On 5/1/14, 2:24 AM, James Taylor wrote:
Thanks for the explanations, Josh. This sounds very doable. Few more
comments inline below.
James
On Wed, Apr 30, 2014 at 8:37 AM, Josh Elser <[email protected]> wrote:
On 4/30/14, 3:33 AM, James Taylor wrote:
On Tue, Apr 29, 2014 at 11:57 AM, Josh Elser <[email protected]>
wrote:
@Josh - it's less baked in than you'd think on the client where the query
parsing, compilation, optimization, and orchestration occurs. The
client/server interaction is hidden behind the ConnectionQueryServices
interface, the scanning behind ResultIterator (in
particular ScanningResultIterator), the DML behind MutationState, and
KeyValue interaction behind KeyValueBuilder. Yes, though, it would
require
some more abstraction, but probably not too bad, though. On the
server-side, the entry points would all be different and that's where
I'd
need your insights for what's possible.
Definitely. I'm a little concerned about what's expected to be provided
by
the "database" (HBase, Accumulo) as I believe HBase is a little more
flexible in allowing writes internally where Accumulo has thus far said
"you're gonna have a bad time".
Tell me more about what you mean by "allowing writes internally".
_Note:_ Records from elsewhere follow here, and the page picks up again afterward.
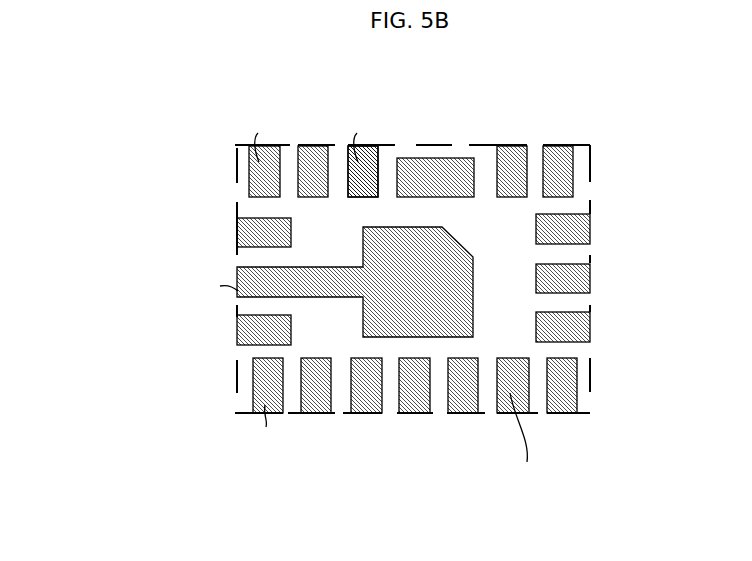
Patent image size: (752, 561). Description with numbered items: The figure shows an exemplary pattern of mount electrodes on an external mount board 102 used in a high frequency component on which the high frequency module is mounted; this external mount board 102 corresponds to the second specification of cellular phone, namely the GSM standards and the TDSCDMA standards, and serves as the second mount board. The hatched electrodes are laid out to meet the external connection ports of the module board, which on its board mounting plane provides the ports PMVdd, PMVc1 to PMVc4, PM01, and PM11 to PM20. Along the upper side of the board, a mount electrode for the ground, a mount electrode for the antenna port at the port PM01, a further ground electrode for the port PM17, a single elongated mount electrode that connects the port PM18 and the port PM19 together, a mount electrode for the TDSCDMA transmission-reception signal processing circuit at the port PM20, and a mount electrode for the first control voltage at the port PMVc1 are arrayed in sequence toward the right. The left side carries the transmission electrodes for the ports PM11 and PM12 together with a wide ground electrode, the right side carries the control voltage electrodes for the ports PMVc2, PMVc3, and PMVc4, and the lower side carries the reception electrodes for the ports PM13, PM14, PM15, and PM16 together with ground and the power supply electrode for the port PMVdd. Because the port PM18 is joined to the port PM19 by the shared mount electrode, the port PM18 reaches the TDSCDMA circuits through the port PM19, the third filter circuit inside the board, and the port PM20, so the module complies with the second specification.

The external mount board 102 is at (195, 134).
The external connection port PM01 is at (312, 162).
The external connection port PM11 is at (238, 233).
The external connection port PM12 is at (238, 338).
The external connection port PM13 is at (307, 395).
The external connection port PM14 is at (362, 395).
The external connection port PM15 is at (414, 393).
The external connection port PM16 is at (463, 393).
The external connection port PM17 is at (363, 171).
The external connection port PM18 is at (449, 124).
The external connection port PM19 is at (442, 165).
The external connection port PM20 is at (503, 146).
The external connection port PMVc1 is at (560, 157).
The external connection port PMVc2 is at (590, 230).
The external connection port PMVc3 is at (590, 280).
The external connection port PMVc4 is at (590, 326).
The external connection port PMVdd is at (563, 393).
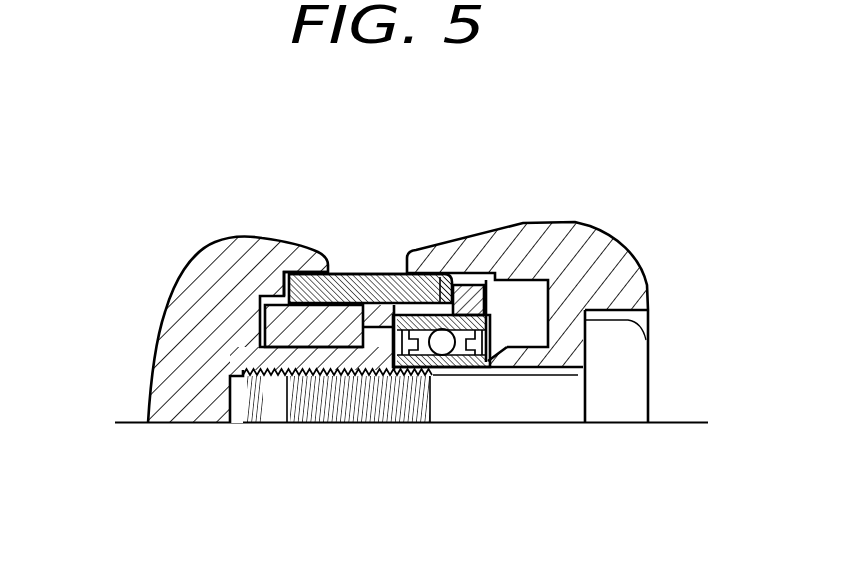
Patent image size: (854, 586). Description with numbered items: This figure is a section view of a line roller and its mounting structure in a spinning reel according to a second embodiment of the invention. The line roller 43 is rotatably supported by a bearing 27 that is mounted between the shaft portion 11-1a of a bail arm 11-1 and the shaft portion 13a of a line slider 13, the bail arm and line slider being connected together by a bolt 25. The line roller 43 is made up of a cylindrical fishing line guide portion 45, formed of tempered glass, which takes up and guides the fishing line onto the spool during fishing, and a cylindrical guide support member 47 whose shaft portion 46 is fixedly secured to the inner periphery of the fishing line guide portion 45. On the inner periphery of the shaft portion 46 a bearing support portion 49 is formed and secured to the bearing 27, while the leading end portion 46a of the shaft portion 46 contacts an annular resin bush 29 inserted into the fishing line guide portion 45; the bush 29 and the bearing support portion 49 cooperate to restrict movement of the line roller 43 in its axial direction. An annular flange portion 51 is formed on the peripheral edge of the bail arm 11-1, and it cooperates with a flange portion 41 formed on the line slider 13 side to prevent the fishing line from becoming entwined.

The line slider 13 is at (149, 373).
The shaft portion of the line slider 13a is at (368, 372).
The bush 29 is at (328, 374).
The flange portion 41 is at (320, 266).
The line roller 43 is at (345, 274).
The fishing line guide portion 45 is at (283, 284).
The shaft portion of the guide support member 46 is at (433, 270).
The leading end portion 46a is at (288, 294).
The guide support member 47 is at (437, 294).
The flange portion 51 is at (429, 303).
The bearing support portion 49 is at (408, 370).
The bearing 27 is at (445, 357).
The bolt 25 is at (640, 362).
The bail arm 11-1 is at (553, 361).
The shaft portion of the bail arm 11-1a is at (503, 376).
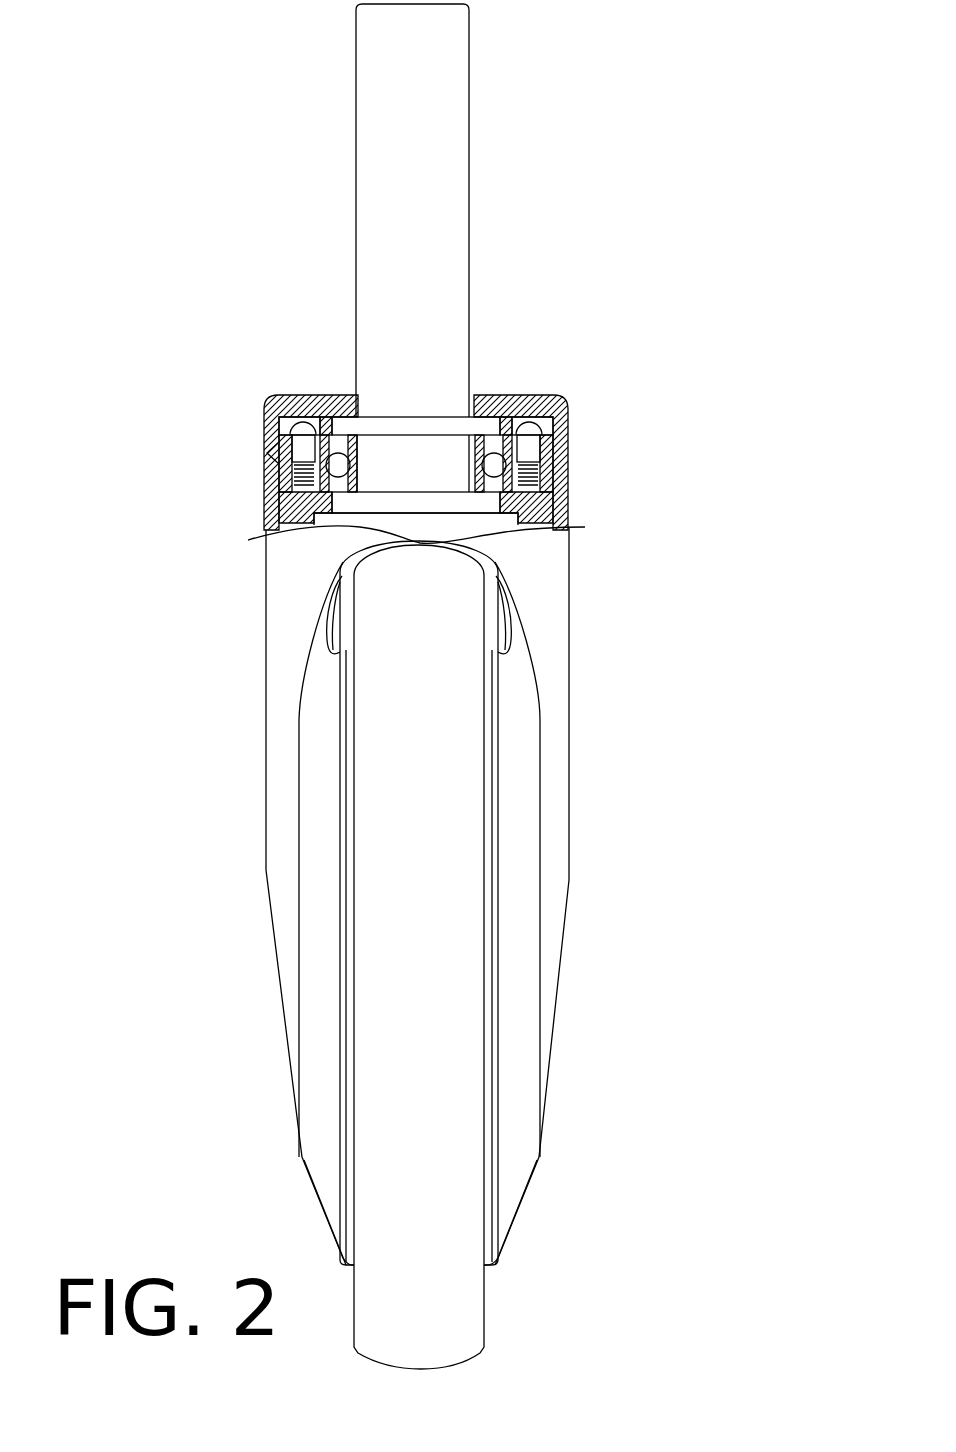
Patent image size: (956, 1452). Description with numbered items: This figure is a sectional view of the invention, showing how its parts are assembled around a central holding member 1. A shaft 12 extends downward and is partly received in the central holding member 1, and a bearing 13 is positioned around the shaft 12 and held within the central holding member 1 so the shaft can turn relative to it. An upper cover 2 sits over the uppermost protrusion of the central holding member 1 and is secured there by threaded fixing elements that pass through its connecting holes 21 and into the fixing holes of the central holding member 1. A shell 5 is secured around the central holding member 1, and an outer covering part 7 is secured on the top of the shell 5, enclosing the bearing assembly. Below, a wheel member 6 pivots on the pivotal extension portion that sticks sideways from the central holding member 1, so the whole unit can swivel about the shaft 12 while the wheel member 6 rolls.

The central holding member 1 is at (578, 518).
The upper cover 2 is at (275, 457).
The shell 5 is at (566, 489).
The wheel member 6 is at (420, 903).
The outer covering part 7 is at (523, 400).
The shaft 12 is at (427, 228).
The bearing 13 is at (338, 460).
The connecting holes 21 is at (288, 400).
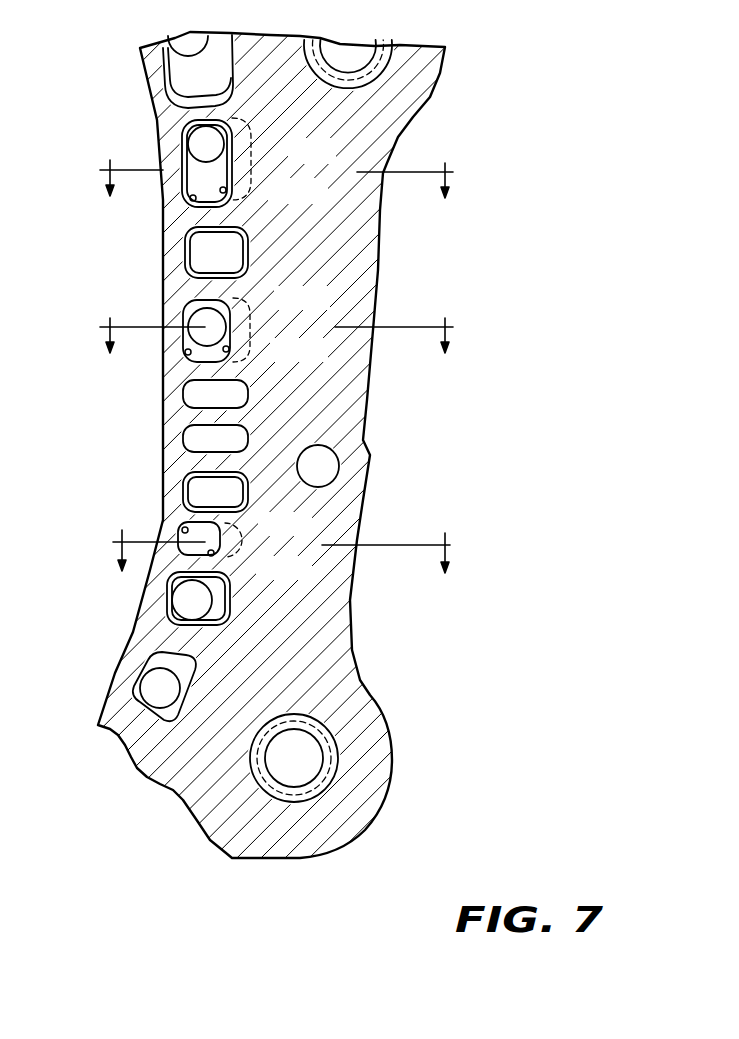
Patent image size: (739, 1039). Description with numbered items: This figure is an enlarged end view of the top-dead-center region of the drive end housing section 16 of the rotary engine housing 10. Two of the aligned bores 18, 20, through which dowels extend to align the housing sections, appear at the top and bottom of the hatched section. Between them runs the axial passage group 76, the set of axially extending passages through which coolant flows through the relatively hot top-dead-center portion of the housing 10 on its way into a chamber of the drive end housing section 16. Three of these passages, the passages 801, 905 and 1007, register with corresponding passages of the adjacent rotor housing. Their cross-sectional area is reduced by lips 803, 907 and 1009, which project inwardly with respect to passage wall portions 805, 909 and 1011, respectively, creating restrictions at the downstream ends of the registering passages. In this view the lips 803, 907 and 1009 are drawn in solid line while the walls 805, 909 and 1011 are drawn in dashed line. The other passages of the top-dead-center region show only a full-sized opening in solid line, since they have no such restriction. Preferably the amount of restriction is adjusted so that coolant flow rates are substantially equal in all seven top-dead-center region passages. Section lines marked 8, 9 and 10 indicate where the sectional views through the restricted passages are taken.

The drive end housing section 16 is at (377, 270).
The bore 18 is at (369, 62).
The bore 20 is at (336, 760).
The axial passage group 76 is at (117, 120).
The passage 1007 is at (185, 208).
The lip 1009 is at (226, 191).
The passage wall portion 1011 is at (250, 162).
The passage 905 is at (185, 352).
The lip 907 is at (229, 351).
The passage wall portion 909 is at (249, 307).
The passage 801 is at (186, 532).
The lip 803 is at (213, 554).
The passage wall portion 805 is at (233, 525).
The housing 10 is at (278, 194).
The section line 9- 9 is at (276, 354).
The section line 8- 8 is at (281, 571).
Haha, sorry, that was a sufficiently ominous statement with insufficient
context.
For discussion sake, let's just say HBase coprocessors and Accumulo
iterators are equivalent, purely in the scope of "running server-side code"
(in the RegionServer/TabletServer). However, there is a notable difference
in the pipeline where each of those are implemented.
Coprocessors have built-in hooks that let you get updates on
PUT/GET/DELETE/etc as well as pre and post each of those operations. In
other words, they provide hooks at a "high database level".
Iterators tend to be much closer to the data itself, only dealing with
streams of data (other iterators stacked on one another). Iterators
implement versioning, visibilities, and can even implement complex
searches. The downside of this approach is that iterators lack any means to
safely write data _outside of the sorted Key-Value pairs in the tablet
currently being processed_. It's possible to make in tablet updates, but
sorted order within a large tablet might make this difficult as well.
This is why I was thinking percolator would be a better solution, as it's
meant for handling updates like this server-side. However, I imagine it
would be possible, in the short-term, to make some separate process between
Phoenix and Accumulo which handles writes.
Another fallback might be to do global index maintenance on the client.
It'd just be more expensive, especially if you want to handle out-of-order
updates (which are particularly tricky, as you have to get multiple
versions of the rows to work out all the different scenarios here).
A second fallback might be to support only local indexing. Does Accumulo
have the concept of a "custom load balancer" that would allow you to
co-locate two regions from different tables? The local-index features has
kind of driven some feature requests on that front for HBase - mainly
callbacks when a region is split or re-located. The rows of the local index
are prefixed with the region start key to keep them together and identify
them.
Agreed with what Bill said. Co-locating indices within the same row
simplifies this a bit, IMO.
<snip/>
There's not a lot of hard/fast requirements. Most of what Phoenix does is
to optimize performance by leveraging the capabilities of the server. In
terms of hard/fast requirements, these come to mind:
- data is returned in row key order from range scans
- a scan may set a start key/stop key to do a range scan
- a row key may be composed of arbitrary bytes
- a client may "pre-split" a table by providing the region boundaries at
table create time (we rely on this for salting to prevent hotspotting:
http://phoenix.incubator.apache.org/salted.html).
- the client has access to the region boundaries of a table (this allows
for better parallelization)
- the client may issue chunk up a scan into smaller, multiple scans and
run
them in parallel
Some of these may be a bit squishy, as there may be existing machinery
already in your client programming model that could be leverage. The
client
API of HBase, for example, does not provide the ability out of the box to
parallelize a scan, so this is something Phoenix had to add on top
(through
chunking up scans at or within region boundaries).
All of these look fine. The Accumulo BatchScanner does that
parallelization for you which is really nice (handling tablet migration and
all that fun stuff transparently).
That's nice that Accumulo has this built-in. Does it allow the client to
specify the split points for the scan in some way?
Assuming I understand properly, you don't need to be cognizant of the
splits. You just specify the Ranges (where each Range is a start key and
end key) and the Accumulo client API does the rest. You can be efficient
by structuring your data so that you don't touch every tabletserver for
every query -- this seems to be what's being suggested.
<snip/>
What do you think is next, James?
I know I won't have a lot of time to devote into heavy development with
what I've already signed up for in the next few months, but I'd still
like to try to help out where possible. Is anyone else on the Accumulo
side interested in getting involved?